Novel lighting conditions. Left: A combining of two sets of lighting configuration to form
more comlicated lighiting condition. Middle: The face lit from per pixel view dependent
reflection angles. Right: The face lit from the whole sphere of directions at once.
We present an interactive relighting technique where different areas of the image can be illuminated with combinations of dfferent lighting directions. The approach is to first capture a 4D reflectance field using a light stage, then interpolate user-specied light constraints using radial basis functions, and finally render the calculated illumination result in real-time using the GPU. The application can simulate impossible but artistically useful lighting conditions ranging from subtle embellishments to cinematography to non-photorealistic rendering effects as in [Akers et al. 2003]. For example, the user can sculpt a point light (rather than an area light) which illuminates a face from the whole sphere of directions at once, or which lights every pixel from a grazing angle relative to its surface normal (Fig. 2).
We have principally used 4D reflectance fields taken in Light Stage 2 [Hawkins et al. 2004] where a rotating semicircle of strobe lights is synchronized to a Thomson Viper digital motion picture camera.

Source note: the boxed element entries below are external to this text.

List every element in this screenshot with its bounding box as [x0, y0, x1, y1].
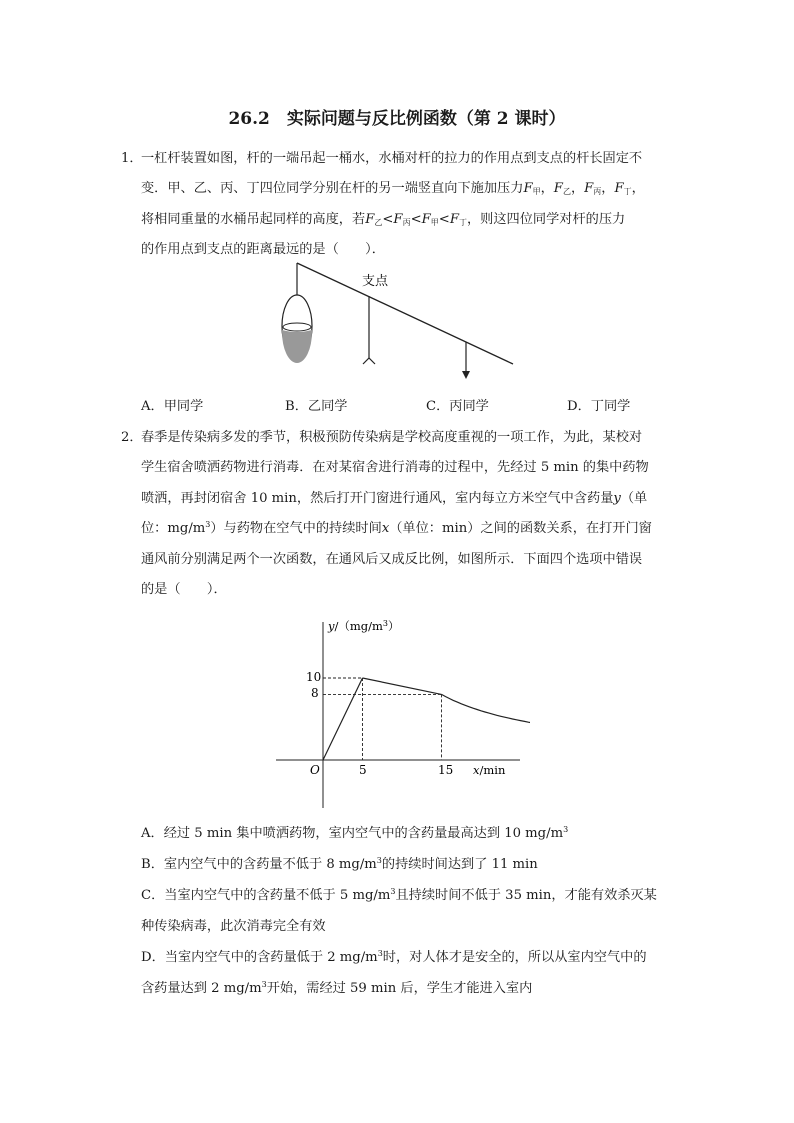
q2-option-d-line-2 [141, 977, 532, 996]
q2-option-d-line-2-b: 开始，需经过 59 min 后，学生才能进入室内 [266, 981, 533, 996]
lever-bar [297, 263, 513, 364]
less-than: < [410, 212, 422, 227]
force-sub: 丁 [623, 187, 632, 196]
less-than: < [438, 212, 450, 227]
force-arrow-head [462, 371, 470, 379]
sup-3: 3 [563, 825, 569, 834]
q2-option-a-text: A．经过 5 min 集中喷洒药物，室内空气中的含药量最高达到 10 mg/m [141, 826, 564, 841]
function-graph [270, 612, 530, 812]
q1-line-3-end: ，则这四位同学对杆的压力 [467, 212, 626, 227]
q2-line-3-end: （单 [620, 491, 648, 506]
sup-3: 3 [376, 856, 382, 865]
q2-option-b [141, 853, 538, 872]
force-symbol: F [421, 212, 431, 227]
bucket-water [282, 330, 312, 363]
y-unit: /（mg/m [334, 619, 383, 633]
force-symbol: F [614, 181, 624, 196]
less-than: < [382, 212, 394, 227]
x-var: x [473, 763, 480, 777]
q2-option-c-line-1 [141, 884, 657, 903]
force-sub: 甲 [532, 187, 541, 196]
q2-number: 2． [121, 430, 143, 445]
sup-3: 3 [261, 980, 267, 989]
x-tick-5: 5 [359, 763, 367, 777]
q2-option-a [141, 822, 568, 841]
q1-option-b: B．乙同学 [285, 399, 348, 414]
comma: ， [631, 181, 645, 196]
var-y: y [613, 491, 621, 506]
q2-option-d-line-2-a: 含药量达到 2 mg/m [141, 981, 262, 996]
lever-figure [270, 258, 530, 383]
q2-option-c-line-2: 种传染病毒，此次消毒完全有效 [141, 919, 326, 934]
force-symbol: F [553, 181, 563, 196]
force-sub: 乙 [374, 218, 383, 227]
fulcrum-label: 支点 [362, 274, 389, 289]
sup-3: 3 [377, 949, 383, 958]
series-segment-1 [323, 678, 363, 760]
force-symbol: F [449, 212, 459, 227]
q1-line-4: 的作用点到支点的距离最远的是（ ）． [141, 242, 385, 257]
q1-line-2 [141, 177, 645, 197]
y-unit-close: ） [388, 619, 400, 633]
series-segment-2 [363, 678, 442, 694]
q1-option-c: C．丙同学 [426, 399, 489, 414]
force-sub: 乙 [562, 187, 571, 196]
origin-label: O [310, 763, 320, 777]
water-surface [283, 323, 311, 331]
page-title: 26.2 实际问题与反比例函数（第 2 课时） [228, 109, 566, 129]
q2-line-3-text: 喷洒，再封闭宿舍 10 min，然后打开门窗进行通风，室内每立方米空气中含药量 [141, 491, 614, 506]
force-symbol: F [365, 212, 375, 227]
q2-option-c-b: 且持续时间不低于 35 min，才能有效杀灭某 [395, 888, 657, 903]
y-axis-label [327, 619, 400, 633]
force-symbol: F [523, 181, 533, 196]
var-x: x [381, 521, 390, 536]
q1-option-d: D．丁同学 [567, 399, 631, 414]
force-sub: 丙 [593, 187, 602, 196]
q2-option-b-b: 的持续时间达到了 11 min [381, 857, 538, 872]
q1-line-3 [141, 208, 625, 228]
q2-line-3 [141, 487, 647, 506]
q2-option-c-a: C．当室内空气中的含药量不低于 5 mg/m [141, 888, 391, 903]
fulcrum-base [363, 358, 375, 364]
q2-line-1: 春季是传染病多发的季节，积极预防传染病是学校高度重视的一项工作，为此，某校对 [141, 430, 643, 445]
comma: ， [570, 181, 585, 196]
q2-line-6: 的是（ ）． [141, 582, 227, 597]
q2-line-4-b: ）与药物在空气中的持续时间 [210, 521, 382, 536]
q2-line-2: 学生宿舍喷洒药物进行消毒．在对某宿舍进行消毒的过程中，先经过 5 min 的集中药物 [141, 460, 649, 475]
force-sub: 丙 [402, 218, 411, 227]
q2-line-4 [141, 517, 652, 536]
y-var: y [328, 619, 335, 633]
q1-option-a: A．甲同学 [141, 399, 204, 414]
chart-marks [323, 678, 530, 760]
y-tick-10: 10 [306, 670, 322, 684]
q2-option-d-a: D．当室内空气中的含药量低于 2 mg/m [141, 950, 378, 965]
q2-line-4-a: 位：mg/m [141, 521, 206, 536]
q2-option-b-a: B．室内空气中的含药量不低于 8 mg/m [141, 857, 377, 872]
force-symbol: F [393, 212, 403, 227]
x-axis-label [473, 763, 506, 777]
force-sub: 甲 [430, 218, 439, 227]
comma: ， [601, 181, 615, 196]
q2-option-d-line-1 [141, 946, 647, 965]
q1-line-1: 一杠杆装置如图，杆的一端吊起一桶水，水桶对杆的拉力的作用点到支点的杆长固定不 [141, 151, 643, 166]
comma: ， [540, 181, 554, 196]
q1-line-3-text: 将相同重量的水桶吊起同样的高度，若 [141, 212, 366, 227]
q2-option-d-b: 时，对人体才是安全的，所以从室内空气中的 [382, 950, 647, 965]
q1-number: 1． [121, 151, 143, 166]
x-unit: /min [479, 763, 506, 777]
sup-3: 3 [390, 887, 396, 896]
y-unit-sup: 3 [382, 619, 389, 628]
y-tick-8: 8 [311, 686, 319, 700]
q2-line-5: 通风前分别满足两个一次函数，在通风后又成反比例，如图所示．下面四个选项中错误 [141, 552, 643, 567]
inverse-curve [442, 694, 531, 727]
x-tick-15: 15 [438, 763, 454, 777]
force-sub: 丁 [459, 218, 467, 227]
sup-3: 3 [205, 520, 211, 529]
q2-line-4-c: （单位：min）之间的函数关系，在打开门窗 [389, 521, 652, 536]
force-symbol: F [584, 181, 594, 196]
q1-line-2-text: 变．甲、乙、丙、丁四位同学分别在杆的另一端竖直向下施加压力 [141, 181, 524, 196]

By sequentially strobing lights on the subject from 32 longitudinal directions by 15 directions in latitude, we capture 480 lighting directions of the stationary subject in eight seconds. We load half-HD resolution data (540 x 960) in 8-bit sRGB color space to CPU memory and quarter-HD resolution data (270 x 480) in 8-bit sRGB color space to GPU memory, leaving the original full-HD 10-bit log data on disk.
The user sculpts the illumination by applying light constraints at selected image locations. Each constraint specifies light parameters including its direction, color, and intensity at its image location and a GPU program uses Gaussian radial basis functions to interpolate lighting parameters across the whole image using all user-specified constraints. The use of the GPU enhances the calculation of the Gaussian exponential function. The interpolation coefficients can be visualized interactively as a false color image of the directions by showing (X,Y,Z) lighting direction vector components as (R,G,B) colors. Users can additively combine multiple, independently constrained lights to create more complex lighting conditions.
The interpolated lighting direction constraints yield per-pixel lookup values into the reflectance field, computed with sub-pixel accuracy using bilinear interpolation. For each set of lighting constraints, one pixel of the final result corresponds to one direction of light. By having more than one set of lighting constraints, one pixel can be lit from several directions, colors and intensities of lights. Users can enable or disable sets of lighting constraints to see the effect of an individual set. The application can render a 480 x 270 pixel result in real-time using the GPU. The program also employs a multi-threaded system to compute a 960 x 540 pixel in the background taking just a second or two to provide a high-resolution update. For final output, the application can render a high-resolution result at 1920 x 1080 pixels - loading up to a 3GB reflectance field from disk - within three to four minutes.